Claudia D’Alonzo: The NUI, Natural User Interface are one of the main topics of What Shall We Do Next?, also with historical examples as Theremin and Tape Drawing technique. Why have you focused on these specific interfaces? Can you tell me more about it?
Julien Prévieux: Working with NUI is a way to look through a particular technological “keyhole” and better understand the intricacies of capitalism and moving bodies. These NUI are a good viewpoint to see the micro-demonstrations of a system of government consisting of the interweaving of governance from the business world and simultaneous recourse to state intervention in order to guarantee the market operations. This political-economic strategy is based on technologies for measuring, evaluating, monitoring and mobilizing bodies and individuals, the principles of which can be broken down and brought to light.
Claudia D’Alonzo: “In a laboratory, a roll of white paper, 26 or 27 feet long and two feet wide would be unrolled on the floor. The researchers would draw a line in the middle of the paper. The soles of the subject’s shoes would be sprinkled with iron oxide. The patient would be asked to walk along the guideline, thereby leaving footprints on the paper which allowed for his gait to be measured from various parameters. Because of their illness, some subjects would walk in such a way that with each step they appeared to be falling. The amazing thing is that, after being diagnosed thousands of times in the 19th century, these conditions ceased to be identified. Could it be that ataxia, tic disorders and dystonia have gradually become the norm?”
This is an extract from Notes on Gesture by Giorgio Agamben, quoted in the film. What aspects of his discourse on gesture are you interested in?
Julien Prévieux: WSWDN (Sequence #2) has a voiceover based on a collage of different sources: paragraphs extracted from the patents, a text from a designer on human computer interactions, or this citation of Giorgio Agamben’s “Notes on Gesture.” For Agamben this is not a question: after being diagnosed thousands of times in the 19th century, some illnesses involving body compulsions ceased to be identified. For him, ataxia, tic disorders, and dystonia have gradually become the norm, which explains why we no longer notice them… In this film I wanted to combine different focal lengths concerning the invention and crystallization of gestures. This quotation opens a field of reflection in relation to the idea of norm and standardization.

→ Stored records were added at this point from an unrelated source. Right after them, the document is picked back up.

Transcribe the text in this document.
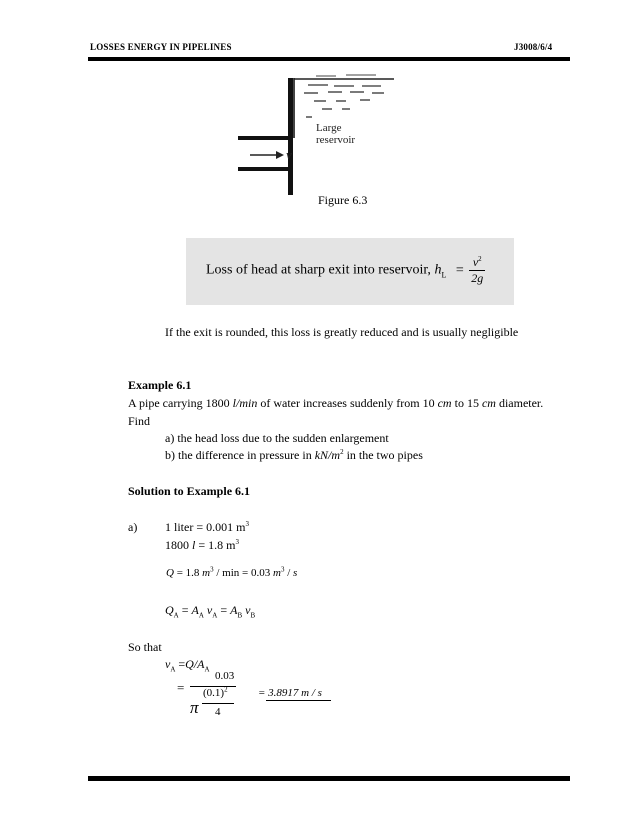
LOSSES ENERGY IN PIPELINES	J3008/6/4
v
Large
reservoir
Figure 6.3
Loss of head at sharp exit into reservoir, $h_L = \frac{v^2}{2g}$
If the exit is rounded, this loss is greatly reduced and is usually negligible
Example 6.1
A pipe carrying 1800 l/min of water increases suddenly from 10 cm to 15 cm diameter.
Find
a) the head loss due to the sudden enlargement
b) the difference in pressure in $kN/m^2$ in the two pipes
Solution to Example 6.1
a) 1 liter = 0.001 $m^3$
1800 l = 1.8 $m^3$
Q = 1.8 $m^3 / \min = 0.03$ $m^3$ / s
$Q_A = A_A$ $v_A = A_B$ $v_B$
So that
$v_A =Q/A_A$
=
0.03
π
$(0.1)^2$
4
= 3.8917 m / s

By hybridizing work with the body, minimalist scenography and the presence of texts on stage or in voice-over, I conceive forms of “documentary performance”. Here this is linked to the human-computer interaction but more generally we can ask what are the singular effects of relentless quantification on our bodies and on our lives? I believe there are ways to escape from it. Dance is one possibility, humour also and what we have called Statactivism is another way out.